Une pierre de plus dans le jardin des équipementiers

Annoncée lundi soir en interne, le lancement de Boeing Avionics est présenté par le Pdg, Dennis Muilenburg, comme un moyen de « réduire les coûts et d’augmenter la valeur pour nos clients ». Une formule classique qui recoupe les deux priorités stratégiques de Boeing  : l’amélioration de sa compétitivité face à Airbus et la réussite de la montée en cadence. Mais c’est aussi une pierre de plus dans le jardin des grands équipementiers américains, comme Honeywell et Rockwell Collins, qui fournissent aujourd’hui l’avionique des Boeing. A Wall Street, le cours de bourse de ce dernier a d’ailleurs perdu 6,3 % lundi.

Des marges plus élevées que celles des avionneurs

L’impact réel de Boeing Avionics, qui montera progressivement à 600 salariés d’ici à 2019, restera probablement modeste. Mais cette initiative de Boeing s’ajoutent à d’autres efforts de Boeing et d’Airbus pour tenter de réduire la part du gâteau de leur principaux fournisseurs, dont les marges restent nettement plus élevées que les leurs. Alors que les deux avionneurs peinent à atteindre 10 % de marge, les grands équipementiers se situent couramment autour de 15 %. Depuis trois ans, Airbus et Boeing se sont efforcés d’imposer des baisses de prix, de 10 % à 15 % à leurs fournisseurs, en utilisant l’argument des hausses de cadence de production. Mais dans le cas de Boeing, c’est bien d’un véritable revirement stratégique dont il s’agit, après des années d’externalisation de ses activités.

L’externatisatoon a outrance a échoué

L’avionique fait en effet partie des activités dont Boeing s’est délesté au cours de 20 dernières années, au profit des grands équipements américains comme Rockwell Collins, UTC et Honeywell.

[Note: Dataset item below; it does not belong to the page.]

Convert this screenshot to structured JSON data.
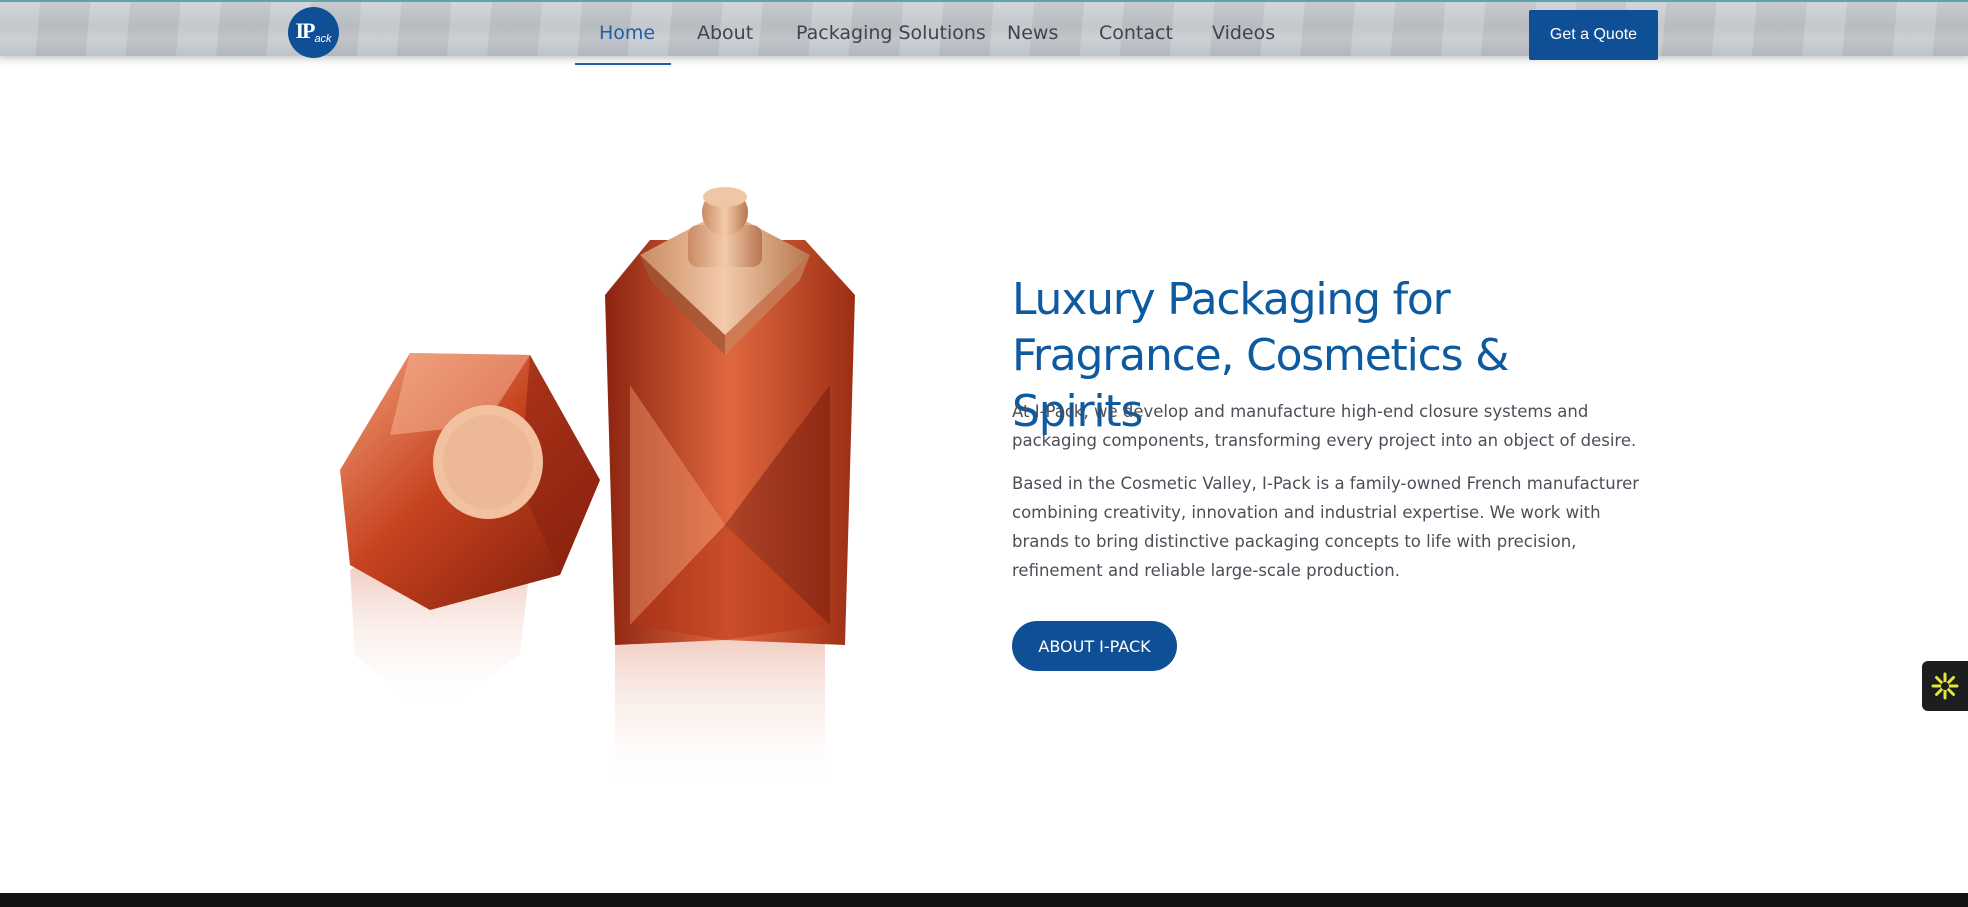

Cette stratégie d’externalisation avait atteint son pic en 2006, avec le lancement du programme 787. Pour financer à moindre coût son nouveau biréacteur long-courrier en fibres de carbone, Boeing avait délégué des pans entiers du programme à des équipementiers, qui acceptaient de prendre en charge une partie du développement et des coûts. Au total, 80 % du programme avait ainsi été sous-traités à des partenaires situés dans une dizaine de pays. Mais ce choix stratégique, érigé en nouveau modèle économique par Boeing, s’est finalement révélé désastreux industriellement et financièrement, en contribuant largement aux trois ans de retard pris par le 787.

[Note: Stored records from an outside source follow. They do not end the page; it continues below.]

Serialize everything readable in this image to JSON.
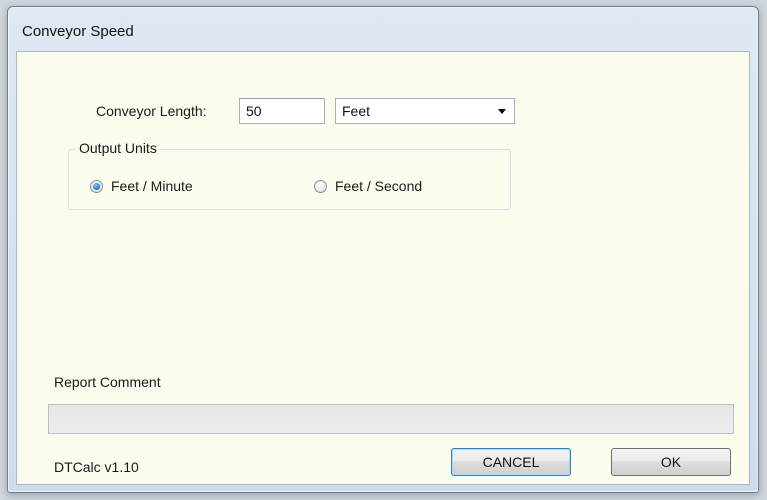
{
  "window": {
    "title": "Conveyor Speed"
  },
  "length": {
    "label": "Conveyor Length:",
    "value": "50",
    "unit_selected": "Feet"
  },
  "output_units": {
    "title": "Output Units",
    "options": [
      {
        "label": "Feet / Minute",
        "checked": true
      },
      {
        "label": "Feet / Second",
        "checked": false
      }
    ]
  },
  "comment": {
    "label": "Report Comment",
    "value": ""
  },
  "footer": {
    "version": "DTCalc v1.10",
    "cancel_label": "CANCEL",
    "ok_label": "OK"
  },
  "colors": {
    "client_background": "#fbfbee",
    "radio_checked": "#2a7fd4",
    "default_button_border": "#3c7fb1"
  },
  "icons": {
    "dropdown_arrow": "chevron-down-icon"
  }
}
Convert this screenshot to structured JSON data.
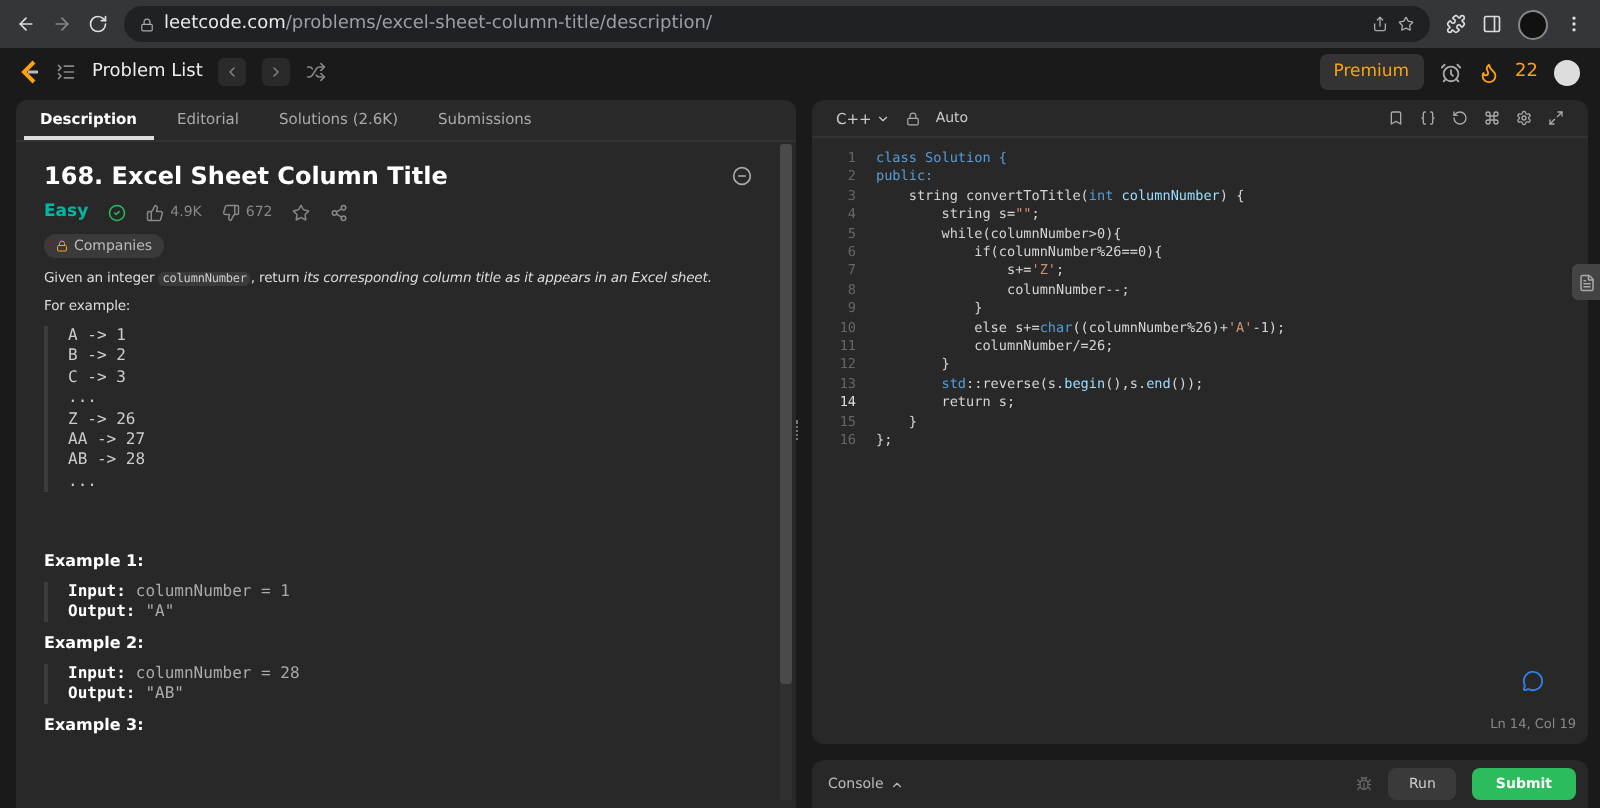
{
  "browser": {
    "url_host": "leetcode.com",
    "url_path": "/problems/excel-sheet-column-title/description/"
  },
  "header": {
    "problem_list": "Problem List",
    "premium": "Premium",
    "streak": "22"
  },
  "tabs": [
    {
      "label": "Description",
      "selected": true
    },
    {
      "label": "Editorial",
      "selected": false
    },
    {
      "label": "Solutions (2.6K)",
      "selected": false
    },
    {
      "label": "Submissions",
      "selected": false
    }
  ],
  "problem": {
    "title": "168. Excel Sheet Column Title",
    "difficulty": "Easy",
    "solved": true,
    "likes": "4.9K",
    "dislikes": "672",
    "companies": "Companies",
    "intro_before": "Given an integer ",
    "intro_code": "columnNumber",
    "intro_after": ", return *its corresponding column title as it appears in an Excel sheet.*",
    "for_example": "For example:",
    "mapping": [
      "A -> 1",
      "B -> 2",
      "C -> 3",
      "...",
      "Z -> 26",
      "AA -> 27",
      "AB -> 28",
      "..."
    ],
    "examples": [
      {
        "title": "Example 1:",
        "input_label": "Input:",
        "input": "columnNumber = 1",
        "output_label": "Output:",
        "output": "\"A\""
      },
      {
        "title": "Example 2:",
        "input_label": "Input:",
        "input": "columnNumber = 28",
        "output_label": "Output:",
        "output": "\"AB\""
      },
      {
        "title": "Example 3:"
      }
    ]
  },
  "editor": {
    "language": "C++",
    "mode": "Auto",
    "cursor": "Ln 14, Col 19",
    "lines": [
      {
        "no": "1",
        "current": false,
        "tokens": [
          {
            "kind": "kw",
            "text": "class Solution {"
          }
        ]
      },
      {
        "no": "2",
        "current": false,
        "tokens": [
          {
            "kind": "kw",
            "text": "public:"
          }
        ]
      },
      {
        "no": "3",
        "current": false,
        "tokens": [
          {
            "kind": "plain",
            "text": "    string convertToTitle("
          },
          {
            "kind": "kw",
            "text": "int"
          },
          {
            "kind": "id",
            "text": " columnNumber"
          },
          {
            "kind": "plain",
            "text": ") {"
          }
        ]
      },
      {
        "no": "4",
        "current": false,
        "tokens": [
          {
            "kind": "plain",
            "text": "        string s="
          },
          {
            "kind": "str",
            "text": "\"\""
          },
          {
            "kind": "plain",
            "text": ";"
          }
        ]
      },
      {
        "no": "5",
        "current": false,
        "tokens": [
          {
            "kind": "plain",
            "text": "        while(columnNumber>0){"
          }
        ]
      },
      {
        "no": "6",
        "current": false,
        "tokens": [
          {
            "kind": "plain",
            "text": "            if(columnNumber%26==0){"
          }
        ]
      },
      {
        "no": "7",
        "current": false,
        "tokens": [
          {
            "kind": "plain",
            "text": "                s+="
          },
          {
            "kind": "str",
            "text": "'Z'"
          },
          {
            "kind": "plain",
            "text": ";"
          }
        ]
      },
      {
        "no": "8",
        "current": false,
        "tokens": [
          {
            "kind": "plain",
            "text": "                columnNumber--;"
          }
        ]
      },
      {
        "no": "9",
        "current": false,
        "tokens": [
          {
            "kind": "plain",
            "text": "            }"
          }
        ]
      },
      {
        "no": "10",
        "current": false,
        "tokens": [
          {
            "kind": "plain",
            "text": "            else s+="
          },
          {
            "kind": "kw",
            "text": "char"
          },
          {
            "kind": "plain",
            "text": "((columnNumber%26)+"
          },
          {
            "kind": "str",
            "text": "'A'"
          },
          {
            "kind": "plain",
            "text": "-1);"
          }
        ]
      },
      {
        "no": "11",
        "current": false,
        "tokens": [
          {
            "kind": "plain",
            "text": "            columnNumber/=26;"
          }
        ]
      },
      {
        "no": "12",
        "current": false,
        "tokens": [
          {
            "kind": "plain",
            "text": "        }"
          }
        ]
      },
      {
        "no": "13",
        "current": false,
        "tokens": [
          {
            "kind": "kw",
            "text": "        std"
          },
          {
            "kind": "plain",
            "text": "::reverse(s."
          },
          {
            "kind": "id",
            "text": "begin"
          },
          {
            "kind": "plain",
            "text": "(),s."
          },
          {
            "kind": "id",
            "text": "end"
          },
          {
            "kind": "plain",
            "text": "());"
          }
        ]
      },
      {
        "no": "14",
        "current": true,
        "tokens": [
          {
            "kind": "plain",
            "text": "        return s;"
          }
        ]
      },
      {
        "no": "15",
        "current": false,
        "tokens": [
          {
            "kind": "plain",
            "text": "    }"
          }
        ]
      },
      {
        "no": "16",
        "current": false,
        "tokens": [
          {
            "kind": "plain",
            "text": "};"
          }
        ]
      }
    ]
  },
  "console": {
    "label": "Console",
    "run": "Run",
    "submit": "Submit"
  }
}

Le virage stratégique du nouveau PDG

Dès 2009, Boeing avait commencé à revenir sur sa stratégie en rachetant le part de son partenaire italien Alenia (aujourd’hui Leonardo) dans le site de Charleston. Mais c’est avec l’arrivée de Dennis Muilenburg aux commandes, en 2015, que Boeing est véritablement passé à une nouvelle stratégie d’intégration verticale, allant même au delà du modèle original. La décision la plus significative en ce sens est la création cette année, d’une nouvelle division Global services, chargée de regrouper et surtout développer les activités d’après-vente – maintenance et pièces de rechange – dans l’aéronautique civile, le militaire et le spatial. Avec l’objectif de porter de 14 à 50 milliards de dollars le chiffre d’affaires de Boeing sur ce marché d’ici 10 ans. Quitte à concurrencer les partenaires équipementiers, ayant placé la deuxième monte au coeur de leur modèle économique. Et même des compagnies aériennes comme Air France-KLM, pour qui la maintenance est une activité juteuse.

Consolidation chez les équipementiers

Face à Boeing et Airbus, les grands équipementiers s’efforcent d’accroître leur puissance, en multipliant les opérations de consolidation. En 2012, United Technologies a ainsi absorbé l’équipementier Goodrich, donnant naissance au premier équipementier mondial, avec un chiffre d’affaires de 25,4 milliards de dollars, rien que dans l’aéronautique. En 2016, United Technologies, a tenté sans succès de mettre la main sur Honeywell. La même année, Rockwell Collins a bouclé le rachat de B/E Aerospace, pour 8,3 milliards de dollars, tandis qu’en Europe, Safran a lancé une offre d’achat sur Zodiac.